Selon la norme NF EN ISO/ASTM 52900, la fabrication additive (FA) regroupe les technologies permettant de fabriquer des pièces par couches successives de matière à partir d’un modèle numérique. Tout d’abord utilisée à la fin des années 1980 pour la réalisation de prototypes, la FA est maintenant déclinée pour la plupart des pièces d’usage courant ou de haute technologie. Elle s’applique aussi bien aux métaux, aux céramiques, aux polymères, aux bétons et encore plus récemment aux verres. Son domaine d’application ne fait que grandir permettant de produire des pièces pour des secteurs de pointe comme l’aéronautique, l’automobile et la santé.

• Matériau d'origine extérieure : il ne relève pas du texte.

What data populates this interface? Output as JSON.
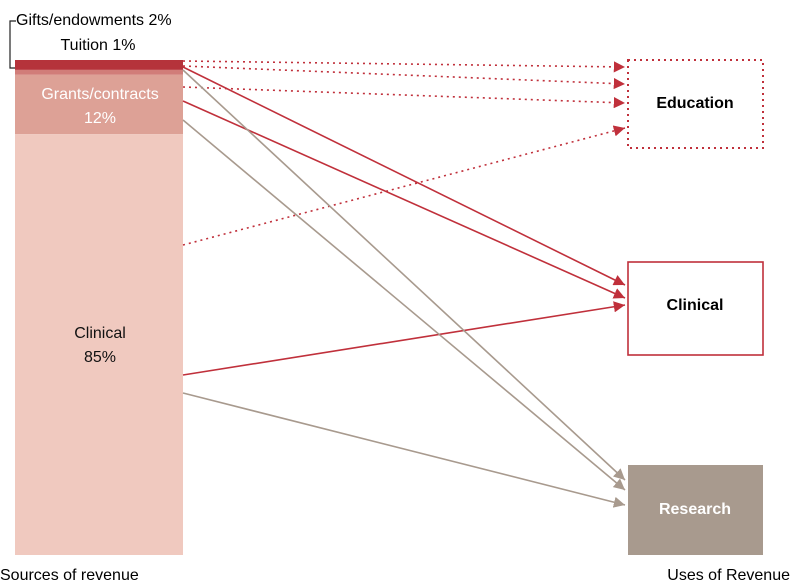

Parmi toutes les techniques de FA, l’impression 3D par extrusion de matière plastique représente une grande part du marché. Connue sous le nom d’impression par dépôt de fil fondu (DFF) ou en anglais sous le nom de
Fused Deposition Modelling
(FDM) ou
Fused Filament Fabrication
(FFF), elle est assez facile à mettre en œuvre et nécessite des coûts modérés en énergie et matière (polymère thermoplastique) et d’acquisition. Néanmoins, les propriétés d’usage (mécanique, thermique) restent en deçà de celles des produits mis en forme par des méthodes plus classiques. Pour permettre une amélioration des propriétés et étendre encore plus le champ d’applications, le fonctionnement des imprimantes DFF reste à approfondir. Ainsi, l’objet du présent article est de détailler les étapes clés du procédé en ayant recours aux principes premiers de la physique et du génie des procédés.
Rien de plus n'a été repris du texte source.